Le gouvernement veut se séparer de 50 000 agents publics d’État d’ici 2022. Alors comment reconvertir ces fonctionnaires ? Une agence de reconversion, comme dans l’armée, pourrait être la solution.

Un entretien d'embauche.
Un entretien d'embauche. © Maxppp / Image illustration.

À l'heure où le gouvernement met un coup d'accélérateur à la réforme de l'État et à la suppression de 50 000 postes d'agents publics d'ici 2022, la question de la reconversion des fonctionnaires devient majeure. Le gouvernement souhaite créer une agence de reconversion pour les fonctionnaires, un dispositif qui pourrait bien s’inspirer d’un exemple déjà existant chez les militaires pour la mission de reconversion des officiers, une structure interne au ministère des Armées. Selon Matignon, cela permettra "d'avoir une force de frappe pour accompagner éventuellement des départs volontaires".
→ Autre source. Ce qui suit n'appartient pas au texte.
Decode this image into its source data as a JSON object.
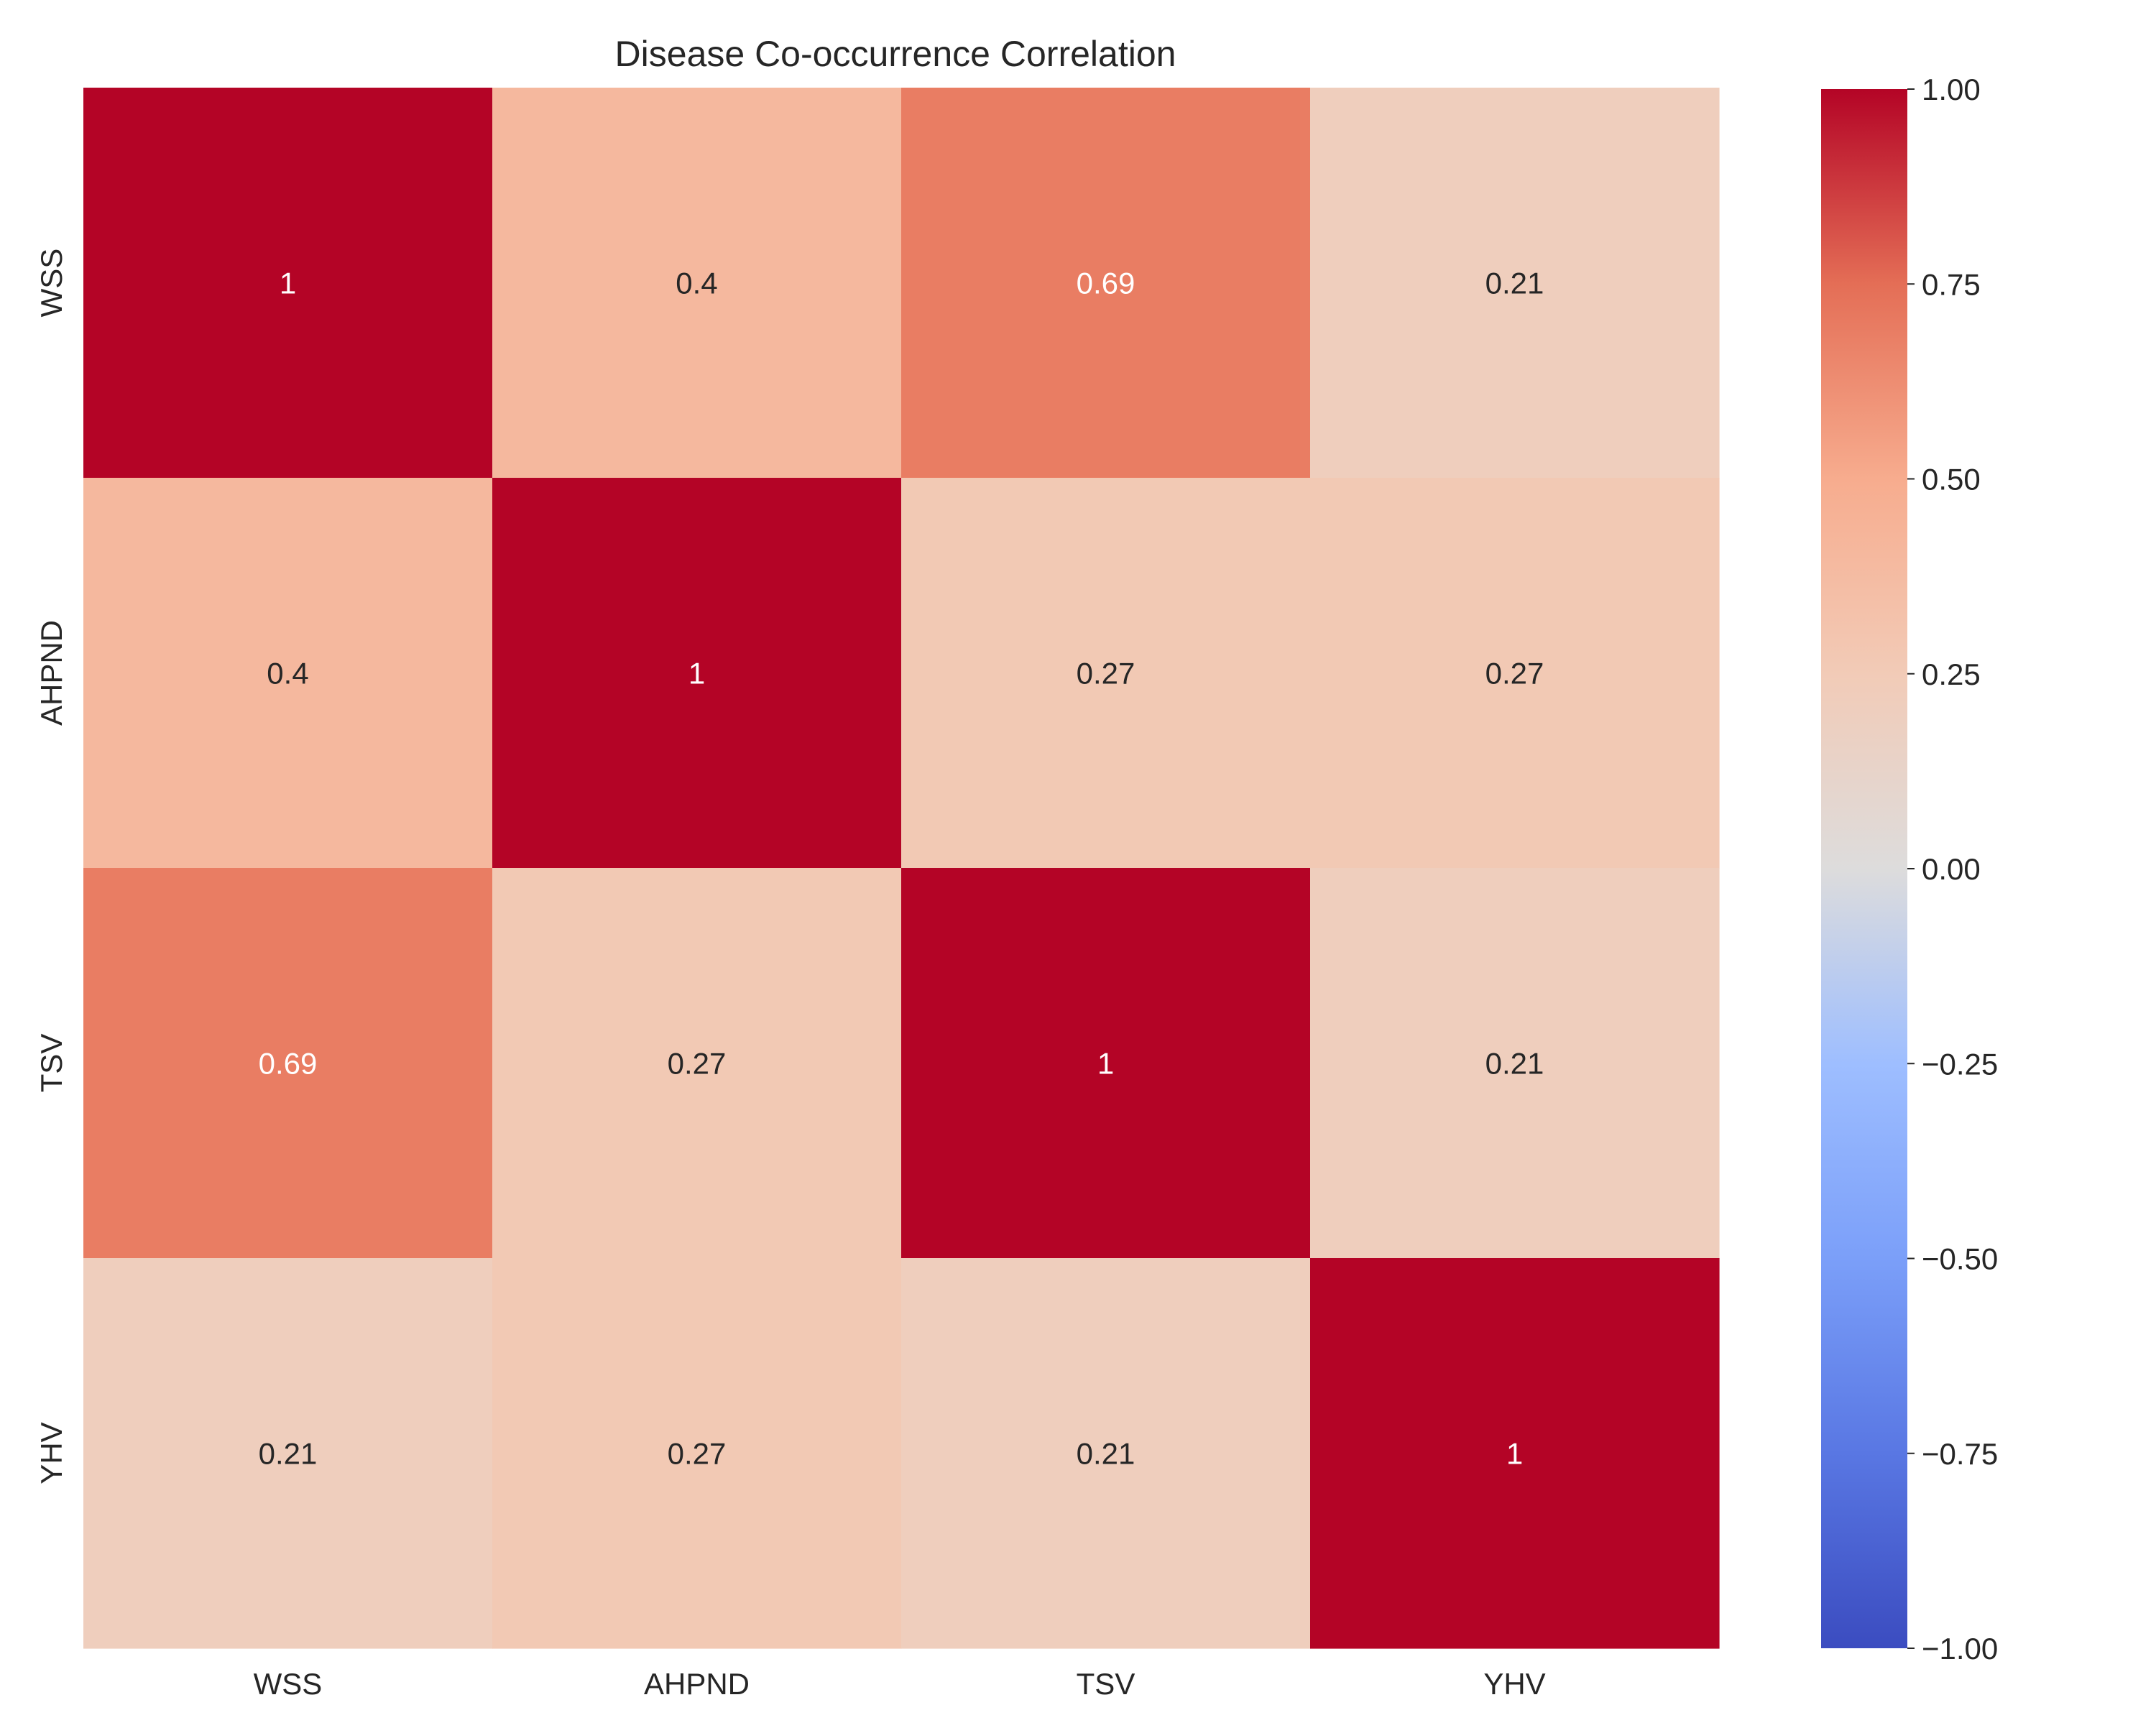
{
  "chart_data": {
    "type": "heatmap",
    "title": "Disease Co-occurrence Correlation",
    "x_categories": [
      "WSS",
      "AHPND",
      "TSV",
      "YHV"
    ],
    "y_categories": [
      "WSS",
      "AHPND",
      "TSV",
      "YHV"
    ],
    "values": [
      [
        1,
        0.4,
        0.69,
        0.21
      ],
      [
        0.4,
        1,
        0.27,
        0.27
      ],
      [
        0.69,
        0.27,
        1,
        0.21
      ],
      [
        0.21,
        0.27,
        0.21,
        1
      ]
    ],
    "value_labels": [
      [
        "1",
        "0.4",
        "0.69",
        "0.21"
      ],
      [
        "0.4",
        "1",
        "0.27",
        "0.27"
      ],
      [
        "0.69",
        "0.27",
        "1",
        "0.21"
      ],
      [
        "0.21",
        "0.27",
        "0.21",
        "1"
      ]
    ],
    "colormap": "coolwarm",
    "vmin": -1.0,
    "vmax": 1.0,
    "colorbar_ticks": [
      1.0,
      0.75,
      0.5,
      0.25,
      0.0,
      -0.25,
      -0.5,
      -0.75,
      -1.0
    ],
    "colorbar_tick_labels": [
      "1.00",
      "0.75",
      "0.50",
      "0.25",
      "0.00",
      "−0.25",
      "−0.50",
      "−0.75",
      "−1.00"
    ],
    "colorbar_position": "right",
    "grid": false
  }
}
Consultants, apiculteurs, etc.   

Dans un bâtiment tout proche du fort de Vincennes, dans le XIIe arrondissement de Paris, une cinquantaine d’agents sont dédiés à la reconversion des officiers. "Les militaires sont bien reconnus par la Nation dans le métier qu’ils font mais on n’imagine pas leur 'transposabilité''" explique le colonel Pascal Borie, bien placé pour savoir que quitter l'armée pour le monde de l'entreprise n'est pas toujours chose aisée. "On travaille comme n’importe quel cabinet de transition professionnelle et nous avons des conseillers qui accueillent régulièrement des officiers".  

Les reconversions sont vraiment très variées expliquent les conseillers de l’agence : "Il y a des postes de direction avec une partie importante de management où, là, les compétences transposables sont évidentes mais les reconversions sont vraiment très variées et répondent vraiment aux attentes : consultant, apiculteur, élagueur, etc."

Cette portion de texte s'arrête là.